Après plusieurs années à Versailles, la commode fut envoyée au château de Bellevue que le roi Louis XVI avait attribué à ses tantes, en 1774, et dont elle porte, par trois fois, la marque au fer. À l’issue de la Révolution, elle passa à une date indéterminée en Angleterre où on la retrouve dans les collections de Lord et Lady Carnarvon. Deux ans après la mort du célèbre égyptologue, elle fut vendue, en 1925, à l’antiquaire Isaac Founès, puis remise sur le marché de l’art dix ans plus tard. Au moment de son acquisition, elle se trouvait dans la collection particulière de Juan Guillermo de Beistegui, depuis toujours amoureux du Château et membre bienfaiteur de la Société des Amis de Versailles durant de nombreuses années.

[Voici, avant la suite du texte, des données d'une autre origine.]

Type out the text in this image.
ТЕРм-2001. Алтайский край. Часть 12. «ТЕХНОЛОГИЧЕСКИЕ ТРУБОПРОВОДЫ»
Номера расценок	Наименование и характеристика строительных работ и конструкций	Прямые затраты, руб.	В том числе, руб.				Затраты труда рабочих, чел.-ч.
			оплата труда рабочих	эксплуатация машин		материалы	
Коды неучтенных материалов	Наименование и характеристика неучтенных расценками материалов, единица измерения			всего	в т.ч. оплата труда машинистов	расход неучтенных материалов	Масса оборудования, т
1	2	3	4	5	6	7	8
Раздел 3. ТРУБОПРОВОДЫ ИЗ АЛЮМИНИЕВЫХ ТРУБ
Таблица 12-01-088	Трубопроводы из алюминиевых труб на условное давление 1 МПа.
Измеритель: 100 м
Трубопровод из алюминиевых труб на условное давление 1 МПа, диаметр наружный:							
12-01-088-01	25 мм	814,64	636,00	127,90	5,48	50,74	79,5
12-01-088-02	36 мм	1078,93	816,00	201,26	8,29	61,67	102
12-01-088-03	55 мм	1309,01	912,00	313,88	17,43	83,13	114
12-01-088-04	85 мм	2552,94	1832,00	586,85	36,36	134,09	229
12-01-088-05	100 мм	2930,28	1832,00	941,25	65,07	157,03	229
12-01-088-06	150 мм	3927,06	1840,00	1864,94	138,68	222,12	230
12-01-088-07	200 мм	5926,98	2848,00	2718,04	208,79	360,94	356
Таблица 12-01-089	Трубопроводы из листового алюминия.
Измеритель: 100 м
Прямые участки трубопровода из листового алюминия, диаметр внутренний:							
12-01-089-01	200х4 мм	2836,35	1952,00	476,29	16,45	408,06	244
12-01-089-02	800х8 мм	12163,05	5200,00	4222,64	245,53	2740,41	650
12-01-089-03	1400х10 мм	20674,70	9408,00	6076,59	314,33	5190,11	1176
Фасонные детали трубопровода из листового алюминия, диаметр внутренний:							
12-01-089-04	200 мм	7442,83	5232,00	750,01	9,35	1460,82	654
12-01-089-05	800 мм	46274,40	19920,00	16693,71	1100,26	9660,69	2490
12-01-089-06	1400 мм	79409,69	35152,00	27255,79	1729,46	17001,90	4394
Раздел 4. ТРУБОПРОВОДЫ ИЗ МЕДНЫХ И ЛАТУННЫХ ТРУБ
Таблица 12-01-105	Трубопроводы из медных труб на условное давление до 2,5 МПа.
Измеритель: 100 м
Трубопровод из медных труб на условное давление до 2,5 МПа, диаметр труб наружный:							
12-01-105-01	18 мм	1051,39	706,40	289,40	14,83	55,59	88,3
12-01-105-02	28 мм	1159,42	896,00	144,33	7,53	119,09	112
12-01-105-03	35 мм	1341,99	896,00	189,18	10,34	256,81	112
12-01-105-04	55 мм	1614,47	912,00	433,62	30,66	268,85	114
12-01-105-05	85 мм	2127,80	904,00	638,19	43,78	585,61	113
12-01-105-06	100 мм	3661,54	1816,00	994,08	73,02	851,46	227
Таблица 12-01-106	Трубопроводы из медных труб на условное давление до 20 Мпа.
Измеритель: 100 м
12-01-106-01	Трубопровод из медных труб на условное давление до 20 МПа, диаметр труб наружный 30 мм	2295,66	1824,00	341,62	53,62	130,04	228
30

© Château de Versailles / Christophe Fouin.

Une éclatante illustration du travail de Riesener

En dépit de la perte de son marbre blanc veiné, cette commode illustre remarquablement la production de Riesener des années 1770-1780, tant par son élégance que par l’équilibre de son architecture : l’ébéniste sut répondre aux attentes du Garde-Meuble et de la famille royale, en mettant au point un type de commodes empreintes de force, de noblesse et de majesté. Sa marqueterie de couleurs, révélée notamment au moment de la dépose de certains bronzes, s’appuie sur un dessin de treillage structuré et à effet de mosaïque, la faisant entrer dans la catégorie des productions qualifiées de « très ouvragées » par l’ébéniste dans ses mémoires. Les ovales cantonnant les losanges étaient teints en bleu et, au centre de ces derniers, apparaît la fleur de tournesol, motif cher à Riesener. Quant au panneau central, à décor de vase de fleurs, il relève de l’une des deux sources d’inspiration généralement utilisées par l’ébéniste qui alterne entre trophées allégoriques et sujets pastoraux. Enfin, la commode se remarque par le traitement riche de ses bronzes, de très grande qualité, dont le mouvement, comme celui des chutes encadrant le panneau central, souligne avec élégance l’architecture du meuble, selon les formules mises au point par le talentueux Riesener.

Élisabeth Caude,
Conservateur général au musée national
des châteaux de Versailles et de Trianon

 

L’acquisition de cette commode insigne de Jean-Henri Riesener, livrée pour l’une des filles de Louis XV en 1776, a été rendue possible grâce à la Société des Amis de Versailles qui réalise son plus important mécénat depuis sa fondation, en 1907. Son financement a été assuré grâce aux legs de mesdames Simone Baraille, Micheline Cavallo et Monique Genneret.

 

Des commodes très demandées


En 1774, Jean-Henri Riesener vient d’être nommé ébéniste ordinaire du Garde-Meuble de la Couronne. La commode de Madame Adélaïde figure donc parmi ses toutes premières productions fournies à la famille royale. Parmi les trente-six commodes de marqueterie et de bronze réalisées entre 1774 et 1780, elle offre un compromis esthétique très intéressant, entre l’exemplaire à fond satiné du cabinet intérieur de Louis XVI au Petit Trianon (1777) et celui, très riche, de la bibliothèque du souverain en son appartement intérieur (en place en 1784). Le modèle plaisait, chaque membre de la famille royale désirant en posséder dans ses cabinets intérieurs.